A Juul brand e-cigarette

In November 2019, the state updated several laws dealing with tobacco and vape (e-cigarette) sales, raising mandated fines for the sale of products to minors and raising the minimum purchase age from 18 to 21.

Many of the updates came as a result of cities and towns enacting the same policies locally — notably a policy that limits the sale of flavored tobacco and vape products. As of late 2019, 148 cities and towns had taken advantage of a federal Court of Appeals decision that supported a 2012 city ordinance in Providence, Rhode Island, to extend the 2009 federal flavored cigarette sales restriction to include all conventional tobacco and vape products.

Section 6 of Chapter 270, which for decades has been the state law that prohibits the sale of tobacco products to minors, had a minimum graduated fining scheme of $100/$200/$300. Most municipalities included this law in local tobacco control measures, often adding a tobacco sales permit suspension for repeat offenders and sometimes increasing the fine amounts.

The 2019 law raised the mandated fining scheme to $1,000/$2,000/$5,000. A subsequent Department of Public Health regulation, found at 105 CMR 665, also instituted a 36-month tolling period and provided for a local tobacco sales permit suspension where a local measure is silent on either penalty condition.

The updated state law raised the minimum legal sales age for tobacco products from 18 to 21 and followed the 26 cities and towns that had removed a sales ban exemption for menthol, mint and wintergreen flavors. (These flavors were exempted by both the federal government and the Providence ordinance.) Additionally, high-nicotine-content vape products can only be sold in adult-only retail tobacco stores and “smoking bars” (cigar bars, hookah bars, vape bars). Only “smoking bars” approved by the Massachusetts Department of Revenue are exempt from the flavor sales restriction and may allow only in-store consumption of flavored tobacco or vape products.

Tobacco product retailers received a letter from the DPH in December 2019, and dozens of local health departments reached out to tobacco and vape retailers to remind them of the new state laws, notably the higher fines.

Renewed enforcement efforts
During 2020, COVID-19 restrictions limited enforcement to answering complaints. But inspectors are now getting back into stores to conduct retailer inspections, informational visits and compliance checks.

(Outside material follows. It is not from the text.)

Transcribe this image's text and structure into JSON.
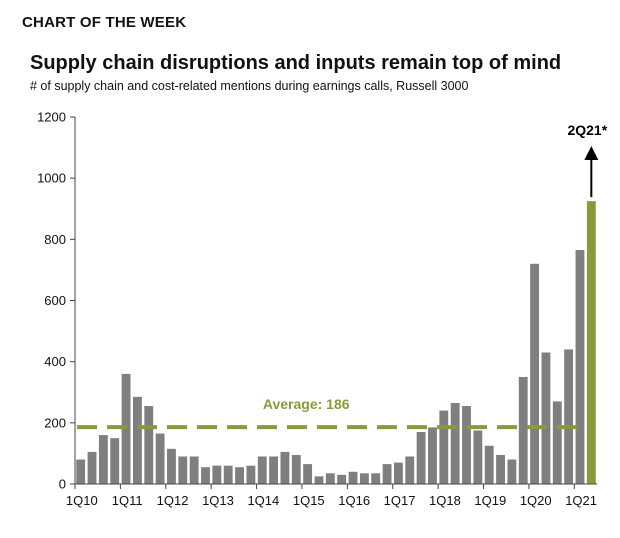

Selling to minors under age 21 and selling prohibited flavored products — the two most frequent violations — will result in issuance of the mandated higher state fines. Municipalities deposit these fines in their general fund, with the exception of a few cities and towns that have established revolving funds that are earmarked for tobacco enforcement.

At the federal level, the U.S. Food and Drug Administration recently agreed to revisit its 2009 regulation banning the sale of flavored cigarettes. New proposed rules would remove the exemption for menthol, mint and wintergreen flavors and extend the regulation to cigars as well. (Menthol cigarettes account for one-third of all cigarettes sold nationally.)

Massachusetts law exceeds the FDA proposal, as the scope of the state policy includes all conventional tobacco products and vaping products.